Alnı alnıma yaslandı. Solukları soluklarıma karıştı. Beni geride bırakacağına dair yaşadığım panik saniyeler geçerken, üzerimize yağmak istemeyen bir buluta dönüştü.
Parmaklarım gömleğin yakasına sıkıca tutunmaya devam ederken, "Karaoğlu!" diye bir haykırış gevşemeye başlayan kaslarımın yeniden gerilmesini sağladı. Devrim koyu mavilerini sertçe kapattığında, yüzünde oluşan ifade şu an onu çağıran kişiye kendi ölümünü çağırdığını anlatıyordu. Ben görüyordum ama Sado görmüyordu. "Çıksana lan dışarı!"

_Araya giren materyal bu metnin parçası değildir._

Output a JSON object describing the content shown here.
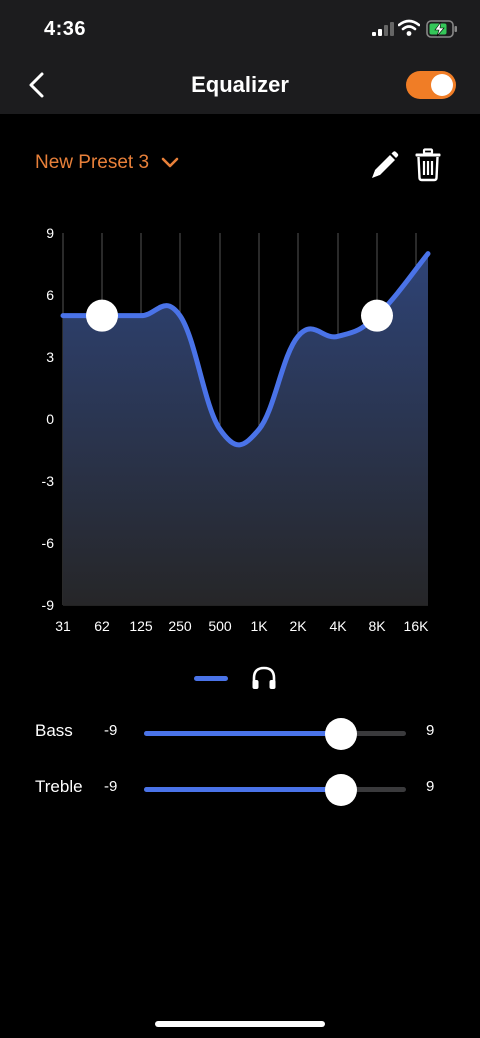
{
  "status": {
    "time": "4:36"
  },
  "nav": {
    "title": "Equalizer",
    "toggle_on": true
  },
  "preset": {
    "name": "New Preset 3"
  },
  "chart_data": {
    "type": "line",
    "x": [
      "31",
      "62",
      "125",
      "250",
      "500",
      "1K",
      "2K",
      "4K",
      "8K",
      "16K"
    ],
    "ylim": [
      -9,
      9
    ],
    "y_ticks": [
      "9",
      "6",
      "3",
      "0",
      "-3",
      "-6",
      "-9"
    ],
    "series": [
      {
        "values": [
          5,
          5,
          5,
          5,
          -0.5,
          -0.5,
          4,
          4,
          5,
          8
        ],
        "color": "#4a73e8"
      }
    ],
    "control_points": [
      1,
      8
    ],
    "grid": true
  },
  "sliders": {
    "bass": {
      "label": "Bass",
      "min_label": "-9",
      "max_label": "9",
      "value": 4.5
    },
    "treble": {
      "label": "Treble",
      "min_label": "-9",
      "max_label": "9",
      "value": 4.5
    }
  },
  "colors": {
    "accent": "#e8803a",
    "toggle": "#f07d26",
    "curve": "#4a73e8"
  }
}
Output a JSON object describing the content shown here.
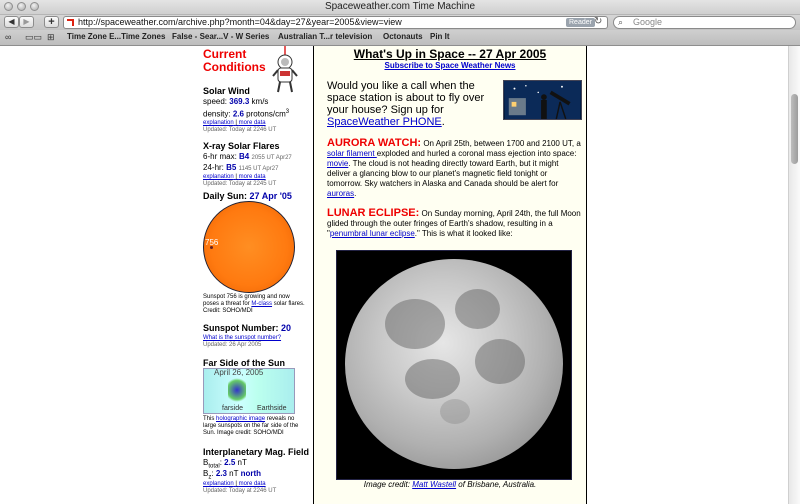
{
  "window": {
    "title": "Spaceweather.com Time Machine"
  },
  "toolbar": {
    "back": "◀",
    "forward": "▶",
    "add": "+",
    "url": "http://spaceweather.com/archive.php?month=04&day=27&year=2005&view=view",
    "reader": "Reader",
    "reload": "↻",
    "search_placeholder": "Google"
  },
  "bookmarks": [
    "Time Zone E...Time Zones",
    "False - Sear...V - W Series",
    "Australian T...r television",
    "Octonauts",
    "Pin It"
  ],
  "left": {
    "title_line1": "Current",
    "title_line2": "Conditions",
    "solar_wind": {
      "heading": "Solar Wind",
      "speed_label": "speed:",
      "speed_value": "369.3",
      "speed_unit": "km/s",
      "density_label": "density:",
      "density_value": "2.6",
      "density_unit": "protons/cm",
      "density_sup": "3",
      "link_explanation": "explanation",
      "sep": "|",
      "link_more": "more data",
      "updated": "Updated: Today at 2246 UT"
    },
    "xray": {
      "heading": "X-ray Solar Flares",
      "six_label": "6-hr max:",
      "six_value": "B4",
      "six_time": "2055 UT Apr27",
      "day_label": "24-hr:",
      "day_value": "B5",
      "day_time": "1145 UT Apr27",
      "link_explanation": "explanation",
      "sep": "|",
      "link_more": "more data",
      "updated": "Updated: Today at 2245 UT"
    },
    "daily_sun": {
      "heading_prefix": "Daily Sun:",
      "heading_date": "27 Apr '05",
      "spot_label": "756",
      "caption_pre": "Sunspot 756 is growing and now poses a threat for ",
      "caption_link": "M-class",
      "caption_post": " solar flares. Credit: SOHO/MDI"
    },
    "sunspot": {
      "heading": "Sunspot Number:",
      "value": "20",
      "link": "What is the sunspot number?",
      "updated": "Updated: 26 Apr 2005"
    },
    "far_side": {
      "heading": "Far Side of the Sun",
      "img_date": "April 26, 2005",
      "img_farside": "farside",
      "img_earthside": "Earthside",
      "caption_pre": "This ",
      "caption_link": "holographic image",
      "caption_post": " reveals no large sunspots on the far side of the Sun. Image credit: SOHO/MDI"
    },
    "imf": {
      "heading": "Interplanetary Mag. Field",
      "btotal_label": "B",
      "btotal_sub": "total",
      "btotal_sep": ":",
      "btotal_value": "2.5",
      "btotal_unit": "nT",
      "bz_label": "B",
      "bz_sub": "z",
      "bz_sep": ":",
      "bz_value": "2.3",
      "bz_unit": "nT",
      "bz_dir": "north",
      "link_explanation": "explanation",
      "sep": "|",
      "link_more": "more data",
      "updated": "Updated: Today at 2246 UT"
    }
  },
  "main": {
    "title": "What's Up in Space -- 27 Apr 2005",
    "subscribe": "Subscribe to Space Weather News",
    "call_text": "Would you like a call when the space station is about to fly over your house? Sign up for ",
    "call_link": "SpaceWeather PHONE",
    "call_end": ".",
    "aurora_head": "AURORA WATCH:",
    "aurora_1": " On April 25th, between 1700 and 2100 UT, a ",
    "aurora_link1": "solar filament ",
    "aurora_2": "exploded and hurled a coronal mass ejection into space: ",
    "aurora_link2": "movie",
    "aurora_3": ". The cloud is not heading directly toward Earth, but it might deliver a glancing blow to our planet's magnetic field tonight or tomorrow. Sky watchers in Alaska and Canada should be alert for ",
    "aurora_link3": "auroras",
    "aurora_4": ".",
    "lunar_head": "LUNAR ECLIPSE:",
    "lunar_1": " On Sunday morning, April 24th, the full Moon glided through the outer fringes of Earth's shadow, resulting in a \"",
    "lunar_link": "penumbral lunar eclipse",
    "lunar_2": ".\" This is what it looked like:",
    "credit_pre": "Image credit: ",
    "credit_link": "Matt Wastell",
    "credit_post": " of Brisbane, Australia."
  }
}
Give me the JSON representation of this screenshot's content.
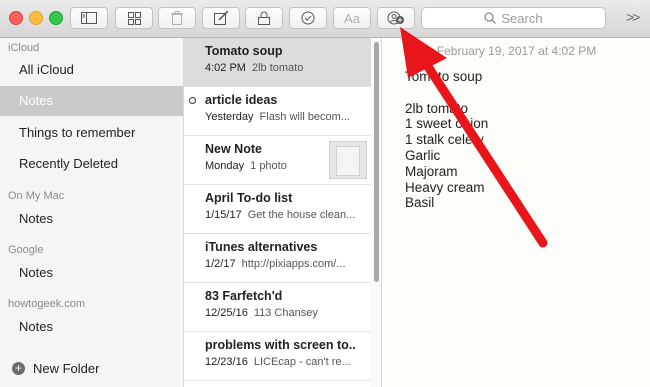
{
  "toolbar": {
    "traffic_lights": {
      "close": "#fc605c",
      "minimize": "#fdbc40",
      "zoom": "#34c84a"
    },
    "buttons": [
      {
        "name": "sidebar-toggle-button",
        "icon": "sidebar-icon"
      },
      {
        "name": "attachments-browser-button",
        "icon": "grid-icon"
      },
      {
        "name": "delete-button",
        "icon": "trash-icon"
      },
      {
        "name": "new-note-button",
        "icon": "compose-icon"
      },
      {
        "name": "lock-button",
        "icon": "lock-icon"
      },
      {
        "name": "checklist-button",
        "icon": "checkmark-circle-icon"
      },
      {
        "name": "format-button",
        "label": "Aa"
      },
      {
        "name": "add-people-button",
        "icon": "add-people-icon"
      }
    ],
    "search": {
      "placeholder": "Search"
    },
    "overflow_label": ">>"
  },
  "sidebar": {
    "sections": [
      {
        "heading": "iCloud",
        "items": [
          "All iCloud",
          "Notes",
          "Things to remember",
          "Recently Deleted"
        ],
        "selected": "Notes"
      },
      {
        "heading": "On My Mac",
        "items": [
          "Notes"
        ]
      },
      {
        "heading": "Google",
        "items": [
          "Notes"
        ]
      },
      {
        "heading": "howtogeek.com",
        "items": [
          "Notes"
        ]
      }
    ],
    "new_folder": "New Folder"
  },
  "notes": [
    {
      "title": "Tomato soup",
      "date": "4:02 PM",
      "preview": "2lb tomato",
      "selected": true
    },
    {
      "title": "article ideas",
      "date": "Yesterday",
      "preview": "Flash will becom...",
      "locked": true
    },
    {
      "title": "New Note",
      "date": "Monday",
      "preview": "1 photo",
      "thumbnail": true
    },
    {
      "title": "April To-do list",
      "date": "1/15/17",
      "preview": "Get the house clean..."
    },
    {
      "title": "iTunes alternatives",
      "date": "1/2/17",
      "preview": "http://pixiapps.com/..."
    },
    {
      "title": "83 Farfetch'd",
      "date": "12/25/16",
      "preview": "113 Chansey"
    },
    {
      "title": "problems with screen to...",
      "date": "12/23/16",
      "preview": "LICEcap - can't re..."
    }
  ],
  "editor": {
    "date_line": "February 19, 2017 at 4:02 PM",
    "lines": [
      "Tomato soup",
      "",
      "2lb tomato",
      "1 sweet onion",
      "1 stalk celery",
      "Garlic",
      "Majoram",
      "Heavy cream",
      "Basil"
    ]
  },
  "annotation": {
    "arrow_color": "#e8161b"
  }
}
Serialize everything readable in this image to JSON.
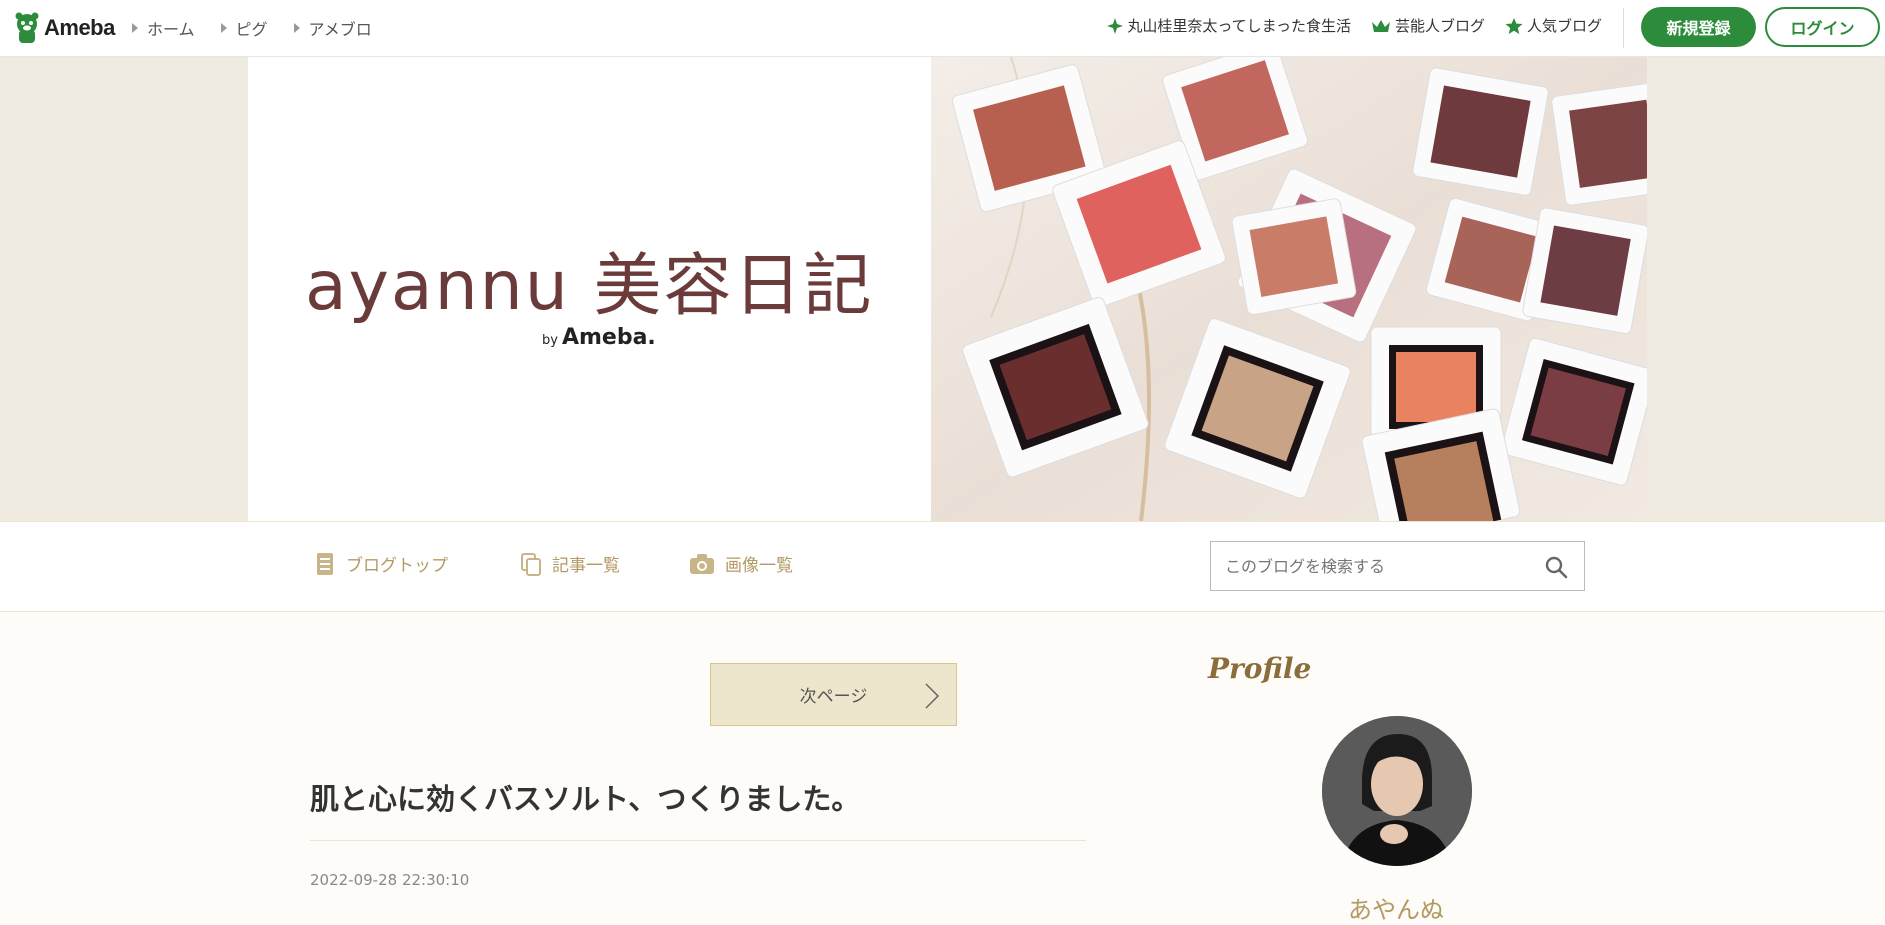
{
  "topbar": {
    "logo": "Ameba",
    "breadcrumbs": [
      "ホーム",
      "ピグ",
      "アメブロ"
    ],
    "links": [
      {
        "label": "丸山桂里奈太ってしまった食生活",
        "icon": "sparkle-icon"
      },
      {
        "label": "芸能人ブログ",
        "icon": "crown-icon"
      },
      {
        "label": "人気ブログ",
        "icon": "star-icon"
      }
    ],
    "signup_label": "新規登録",
    "login_label": "ログイン"
  },
  "header": {
    "title": "ayannu 美容日記",
    "by": "by",
    "brand": "Ameba."
  },
  "nav": {
    "items": [
      {
        "label": "ブログトップ",
        "icon": "document-icon"
      },
      {
        "label": "記事一覧",
        "icon": "copy-icon"
      },
      {
        "label": "画像一覧",
        "icon": "camera-icon"
      }
    ],
    "search_placeholder": "このブログを検索する"
  },
  "main": {
    "next_page_label": "次ページ",
    "article_title": "肌と心に効くバスソルト、つくりました。",
    "article_date": "2022-09-28 22:30:10"
  },
  "sidebar": {
    "profile_heading": "Profile",
    "profile_name": "あやんぬ"
  },
  "colors": {
    "brand_green": "#2d8c3c",
    "accent_gold": "#b39a62",
    "title_maroon": "#6b3a3a"
  }
}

Parmaklarım yanağındaki sakallarının üzerine yerleşirken, "Devrim," diye fısıldadım sessizce. Kahvenin açık tonuna geçiş yapan sakalları avucumu çizdiğinde, Devrim yine de koyu mavilerini kirpiklerinin altında gizlemeye devam etti. Gergindi. Sabrının sınırlarında olduğunu biliyordum. "Gitmeyi aklından bile geçirme," dedim tekrar kaşlarım çatılırken. Tüm duygularım karman çormandı ama giderse peşinden gidecek kadar gözü karartmıştım. "Beni bırakmana izin vermeyeceğim." Sesimin telaşı, onun dikkatini sonunda çekmiş olacak ki, koyu mavileri bir fırtınanın ortasında kalmış olsa bile bana açıldı. Beni gördü ve ardından hiç beklemeyeceğim bir şey yapıp gülümsedi. Sakallarının arasındaki parmaklarım hareketi yüzünden gülüşünün üzerine denk geldiğinde, kalp atışlarım da aynı hızda değişmişti.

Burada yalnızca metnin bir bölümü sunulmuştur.